Een pluspunt : zwakke weggebruikers wel sneller en billijker vergoed

Bij ongevallen met zwakke weggebruikers (voetgangers en fietsers) zijn de verzekeringen wel verplicht om steeds binnen een termijn van drie maanden een billijke vergoeding voor de lichamelijke schade voor te stellen en dit ongeacht wie aansprakelijk is voor het ongeval. De verzekeraars moeten zwakke weggebruikers automatisch voor hun lichamelijke schade vergoeden en kunnen enkel weigeren indien een onverschoonbare fout van het slachtoffer de letsels veroorzaakte (bvb zelfmoordpoging). Indien de verzekeraars hun verplichtingen niet nakomen kunnen ze beboet worden.

Besluit

Op de verbetering van de situatie voor zwakke weggebruikers na brengt de wet volgens Test-Aankoop "geen enkele essentiële verbetering op het vlak van de vergoeding van slachtoffers van verkeersongevallen, of die zich nu in België dan wel in het buitenland hebben voorgedaan. Kortom, ze strooit enkel zand in de ogen!"

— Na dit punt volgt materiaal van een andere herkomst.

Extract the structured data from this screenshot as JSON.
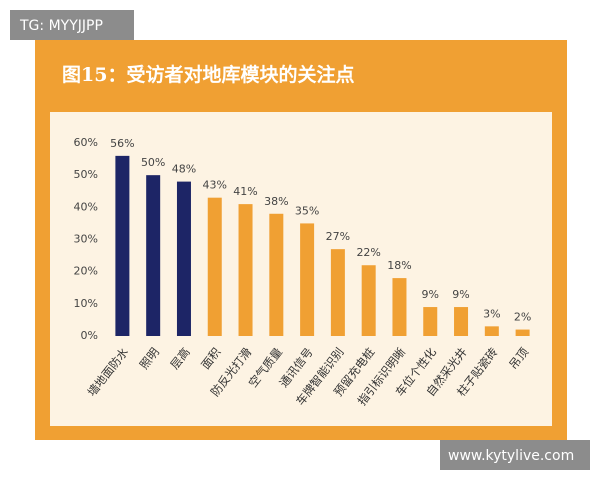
{
  "chart_data": {
    "type": "bar",
    "title": "图15：受访者对地库模块的关注点",
    "categories": [
      "墙地面防水",
      "照明",
      "层高",
      "面积",
      "防反光打滑",
      "空气质量",
      "通讯信号",
      "车牌智能识别",
      "预留充电桩",
      "指引标识明晰",
      "车位个性化",
      "自然采光井",
      "柱子贴瓷砖",
      "吊顶"
    ],
    "values": [
      56,
      50,
      48,
      43,
      41,
      38,
      35,
      27,
      22,
      18,
      9,
      9,
      3,
      2
    ],
    "value_labels": [
      "56%",
      "50%",
      "48%",
      "43%",
      "41%",
      "38%",
      "35%",
      "27%",
      "22%",
      "18%",
      "9%",
      "9%",
      "3%",
      "2%"
    ],
    "colors": [
      "#1d2566",
      "#1d2566",
      "#1d2566",
      "#f0a033",
      "#f0a033",
      "#f0a033",
      "#f0a033",
      "#f0a033",
      "#f0a033",
      "#f0a033",
      "#f0a033",
      "#f0a033",
      "#f0a033",
      "#f0a033"
    ],
    "ylim": [
      0,
      60
    ],
    "yticks": [
      {
        "value": 0,
        "label": "0%"
      },
      {
        "value": 10,
        "label": "10%"
      },
      {
        "value": 20,
        "label": "20%"
      },
      {
        "value": 30,
        "label": "30%"
      },
      {
        "value": 40,
        "label": "40%"
      },
      {
        "value": 50,
        "label": "50%"
      },
      {
        "value": 60,
        "label": "60%"
      }
    ],
    "grid": false
  },
  "watermarks": {
    "top_left": "TG: MYYJJPP",
    "bottom_right": "www.kytylive.com"
  }
}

Test-Aankoop doet verder een oproep aan de regering om deze wet aan te passen en meerbepaald de volgende verplichtingen op te leggen aan de verzekeraars :

  • het formuleren van redelijke voorstellen binnen een bepaalde termijn, waarbij men sancties moet voorzien in geval van laattijdige en ondermaatse voorstellen.
  • het verplicht maken van een onmiddellijke betaling van onbetwiste bedragen.
  • het geven van een bedenktijd (bvb 1 maand) om desgewenst nog af te zien van een minnelijke schikking die geen voldoening schenkt.
  • officiële publicatie van de vergoedingen die door de rechters worden toegekend.

Dit alles om mistoestanden te vermijden en slachtoffers van verkeersongevallen een snelle en billijke vergoeding te garanderen.

Bronnen :

Persbericht Test-Aankoop van september 2003

Wet van 22 augustus 2002 houdende diverse bepalingen betreffende de verplichte aansprakelijkheidsverzekering inzake motorrijtuigen, verschenen in het Belgisch Staatsblad van 17 september 2002.